A Home Run for Representation

The incredible LGBTQIA+ representation in the renewed storytelling of a classic film.


Abbi Jacobson, D’Arcy Carden, and Melanie Field star in this Amazon Prime original series. | Photo courtesy of Amazon Prime Video

“There’s no crying in baseball!” This famous line from the classic 1992 film, A League of Their Own, is so iconic you might’ve even heard Tom Hanks’ voice when you read it. We’re all well aware of how frightening an attempt to recreate something that iconic can feel. It seems almost impossible to successfully remake such a beloved film and not ruin the most famous moments or lines.  

Fortunately, Abbi Jacobson and Will Graham, the creators of the 2022 show, A League of Their Own, were smart enough not to duplicate the movie, but rather make something almost entirely different, with details based on the original.

The Amazon Prime series includes familiar elements from the Penny Marshall film, but expands aspects of the story into a completely new and refreshing narrative. There are clever callbacks to the original movie, including the famous line previously referenced, as well as the impressive bare-handed catch by Gena Davis’ character. Aside from these similarities, the show mainly focuses on the experiences of queer and black female baseball players during the 1940s. 

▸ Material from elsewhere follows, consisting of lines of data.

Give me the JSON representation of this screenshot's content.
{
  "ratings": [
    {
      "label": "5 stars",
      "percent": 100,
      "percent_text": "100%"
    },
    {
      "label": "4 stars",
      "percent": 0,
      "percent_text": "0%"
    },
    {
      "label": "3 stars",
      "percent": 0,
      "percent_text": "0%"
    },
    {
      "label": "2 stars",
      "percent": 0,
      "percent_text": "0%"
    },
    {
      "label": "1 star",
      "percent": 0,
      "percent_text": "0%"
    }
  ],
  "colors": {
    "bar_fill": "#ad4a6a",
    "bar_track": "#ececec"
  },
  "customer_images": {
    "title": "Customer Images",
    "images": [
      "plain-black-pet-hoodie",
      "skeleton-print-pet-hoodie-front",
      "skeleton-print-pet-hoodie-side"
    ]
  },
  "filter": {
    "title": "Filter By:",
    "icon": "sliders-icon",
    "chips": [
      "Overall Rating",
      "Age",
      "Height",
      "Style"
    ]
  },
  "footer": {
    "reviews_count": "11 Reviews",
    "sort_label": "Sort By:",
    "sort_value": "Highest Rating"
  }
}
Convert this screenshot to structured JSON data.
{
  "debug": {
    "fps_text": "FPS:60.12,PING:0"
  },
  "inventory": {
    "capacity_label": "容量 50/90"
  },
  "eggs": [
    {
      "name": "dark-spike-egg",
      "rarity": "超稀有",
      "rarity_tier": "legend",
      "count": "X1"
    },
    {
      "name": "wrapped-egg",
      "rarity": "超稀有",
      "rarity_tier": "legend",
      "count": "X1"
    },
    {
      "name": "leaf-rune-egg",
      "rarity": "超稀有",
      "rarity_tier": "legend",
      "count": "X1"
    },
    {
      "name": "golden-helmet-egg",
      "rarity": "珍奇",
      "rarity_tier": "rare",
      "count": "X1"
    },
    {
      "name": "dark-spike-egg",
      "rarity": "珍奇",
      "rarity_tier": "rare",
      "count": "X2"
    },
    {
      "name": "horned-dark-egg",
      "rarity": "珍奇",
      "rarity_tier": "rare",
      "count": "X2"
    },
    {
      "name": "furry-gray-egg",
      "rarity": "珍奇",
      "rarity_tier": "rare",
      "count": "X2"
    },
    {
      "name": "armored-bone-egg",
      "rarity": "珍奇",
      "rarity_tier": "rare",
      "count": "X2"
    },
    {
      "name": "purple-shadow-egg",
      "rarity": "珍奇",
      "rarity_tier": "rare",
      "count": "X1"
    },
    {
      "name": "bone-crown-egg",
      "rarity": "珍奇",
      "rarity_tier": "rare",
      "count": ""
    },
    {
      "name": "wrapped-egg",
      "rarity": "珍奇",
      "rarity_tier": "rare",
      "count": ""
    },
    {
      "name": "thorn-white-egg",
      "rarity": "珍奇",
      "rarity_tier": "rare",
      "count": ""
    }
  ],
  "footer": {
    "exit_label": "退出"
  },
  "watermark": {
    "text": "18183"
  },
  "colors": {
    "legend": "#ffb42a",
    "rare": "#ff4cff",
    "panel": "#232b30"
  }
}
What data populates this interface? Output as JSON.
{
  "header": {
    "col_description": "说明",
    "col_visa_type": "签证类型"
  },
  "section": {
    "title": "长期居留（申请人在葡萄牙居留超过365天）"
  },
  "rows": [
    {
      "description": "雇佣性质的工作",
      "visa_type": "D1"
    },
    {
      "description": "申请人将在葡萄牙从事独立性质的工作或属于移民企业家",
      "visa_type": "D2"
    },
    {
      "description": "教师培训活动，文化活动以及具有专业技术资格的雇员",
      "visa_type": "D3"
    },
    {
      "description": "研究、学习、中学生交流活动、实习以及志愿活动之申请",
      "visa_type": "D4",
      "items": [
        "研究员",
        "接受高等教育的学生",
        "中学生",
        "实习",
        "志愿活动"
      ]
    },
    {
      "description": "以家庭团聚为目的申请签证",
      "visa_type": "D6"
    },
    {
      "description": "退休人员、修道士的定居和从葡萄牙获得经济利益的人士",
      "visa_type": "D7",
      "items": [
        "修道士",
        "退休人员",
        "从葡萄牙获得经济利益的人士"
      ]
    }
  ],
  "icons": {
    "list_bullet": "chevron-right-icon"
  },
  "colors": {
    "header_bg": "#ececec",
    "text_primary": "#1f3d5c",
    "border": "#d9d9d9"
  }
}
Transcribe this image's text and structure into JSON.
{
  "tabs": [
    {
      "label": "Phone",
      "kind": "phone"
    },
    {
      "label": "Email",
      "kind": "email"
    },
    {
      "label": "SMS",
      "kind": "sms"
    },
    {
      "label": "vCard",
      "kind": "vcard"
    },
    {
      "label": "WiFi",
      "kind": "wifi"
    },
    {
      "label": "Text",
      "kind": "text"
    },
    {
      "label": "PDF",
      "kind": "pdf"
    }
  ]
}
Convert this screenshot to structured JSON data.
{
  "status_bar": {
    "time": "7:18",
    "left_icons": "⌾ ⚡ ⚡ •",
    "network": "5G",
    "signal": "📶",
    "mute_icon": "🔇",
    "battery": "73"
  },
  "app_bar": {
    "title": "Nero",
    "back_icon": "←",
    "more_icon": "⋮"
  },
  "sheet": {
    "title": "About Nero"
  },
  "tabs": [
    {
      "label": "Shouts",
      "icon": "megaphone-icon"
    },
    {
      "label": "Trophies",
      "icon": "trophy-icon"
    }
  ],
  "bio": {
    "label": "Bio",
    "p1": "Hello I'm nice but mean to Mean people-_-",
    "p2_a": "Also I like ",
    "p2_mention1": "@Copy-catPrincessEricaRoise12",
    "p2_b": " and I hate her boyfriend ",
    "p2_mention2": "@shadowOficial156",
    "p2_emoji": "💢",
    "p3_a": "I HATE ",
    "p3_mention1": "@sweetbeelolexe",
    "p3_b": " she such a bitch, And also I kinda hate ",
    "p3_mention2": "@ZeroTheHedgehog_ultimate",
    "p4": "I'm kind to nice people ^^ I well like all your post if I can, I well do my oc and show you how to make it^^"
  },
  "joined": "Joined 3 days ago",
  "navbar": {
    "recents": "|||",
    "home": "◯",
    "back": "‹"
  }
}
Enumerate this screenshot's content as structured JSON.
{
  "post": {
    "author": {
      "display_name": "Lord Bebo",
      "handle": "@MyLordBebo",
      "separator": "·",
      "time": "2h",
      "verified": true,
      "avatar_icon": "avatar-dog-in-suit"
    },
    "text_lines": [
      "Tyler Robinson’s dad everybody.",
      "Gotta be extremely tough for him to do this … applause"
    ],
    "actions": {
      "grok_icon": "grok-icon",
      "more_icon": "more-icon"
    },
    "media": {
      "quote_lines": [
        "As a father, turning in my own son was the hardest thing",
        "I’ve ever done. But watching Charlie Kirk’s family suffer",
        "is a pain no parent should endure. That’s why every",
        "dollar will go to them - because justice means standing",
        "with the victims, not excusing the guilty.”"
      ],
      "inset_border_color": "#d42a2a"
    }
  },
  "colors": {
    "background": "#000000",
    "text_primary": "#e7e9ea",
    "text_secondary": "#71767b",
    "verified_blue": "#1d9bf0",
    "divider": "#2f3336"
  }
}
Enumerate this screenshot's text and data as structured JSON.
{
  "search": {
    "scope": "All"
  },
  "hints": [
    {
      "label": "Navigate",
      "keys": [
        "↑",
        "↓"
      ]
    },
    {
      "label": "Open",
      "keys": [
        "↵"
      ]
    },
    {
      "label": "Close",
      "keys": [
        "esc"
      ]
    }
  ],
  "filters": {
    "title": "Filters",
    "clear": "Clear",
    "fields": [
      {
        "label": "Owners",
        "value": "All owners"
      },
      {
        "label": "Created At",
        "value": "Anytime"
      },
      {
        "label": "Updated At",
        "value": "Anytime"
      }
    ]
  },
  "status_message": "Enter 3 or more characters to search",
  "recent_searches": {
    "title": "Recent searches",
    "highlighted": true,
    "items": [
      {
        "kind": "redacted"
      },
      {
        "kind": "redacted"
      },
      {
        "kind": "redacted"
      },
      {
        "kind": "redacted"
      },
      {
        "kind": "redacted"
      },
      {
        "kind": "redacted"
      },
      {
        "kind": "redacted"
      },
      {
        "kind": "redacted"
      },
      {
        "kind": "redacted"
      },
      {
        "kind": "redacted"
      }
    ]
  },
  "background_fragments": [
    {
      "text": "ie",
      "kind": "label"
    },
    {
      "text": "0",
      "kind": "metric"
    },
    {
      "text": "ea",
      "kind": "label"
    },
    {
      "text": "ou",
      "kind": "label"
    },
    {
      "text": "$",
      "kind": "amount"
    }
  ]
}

The series reflects true aspects of the real Peaches baseball team that the 1992 film neglected to acknowledge, such as the large number of players that were a part of the LGBTQ+ community. In efforts to accurately represent the girls, the show creators consulted Maybelle Blair, a player on the original Peaches. Blair confirmed that most of the members of the league were queer, and revealed for the first time in her life that she, in fact, is one of them. Blair came out as a lesbian at the age of 95 and was finally able to embrace her true identity becuase of this show. 

Rather than simply having one or two characters in the LGBTQ+ community, like numerous modern “queer shows” do, almost every main character in the show is queer, as well as many of the actors portarying them. This kind of representation is incredibly powerful and absolutely vital for people of all generations, but especially children and teens, in order to be able to accept themselves, feel like they’re not alone, and comfortably grow into their identities. 

Lake Merritt ‘23, Co-President of the Pride Club, said, “It’s so cool to see actual queer women playing baseball at that time. It’s a very accurate representation of LGBTQIA+ people.” 

This show not only displays the struggle of being queer in the 40’s, but it also beautifully highlights the deep love, joy, and community found between queer women at a time when that was almost impossible to get from anyone else besides each other. Even in today’s world, the only place that many young queer people feel safe enough to fully be themselves and be loved is with other queer people. The show wonderfully demonstrates how special and powerful that connection is. 

Josie Lafontant ‘23 said, “Stereotypes in the media are created when there is not enough representation of something. The more representation of individual stories there are on screen, the more complexity and nuance is given to the queer perspective.” 

Despite there being many Black female ball players back then, the original movie failed to explore their stories any further than a brief moment in which a Black woman impressively throws a ball from the stands onto the field. Contrastingly, the new TV series has a storyline entirely separate from the Peaches, which follows a queer Black woman whose dream it is to play baseball professionally. The show includes the tremendous hardships of being a female Black athlete, while also emphasizing the strong friendships and bonds that people of color made during these times in order to persist. 

While showing the intense homophobia and racism in the history of sports in America is absolutely necessary, it is just as important to show how these communities came together with beautiful, loving connections, powerful enough to overcome the discrimination. By foregrounding these aspects of the minority viewpoint, the creators built a touching story and an important piece of media that society needs to pay attention to.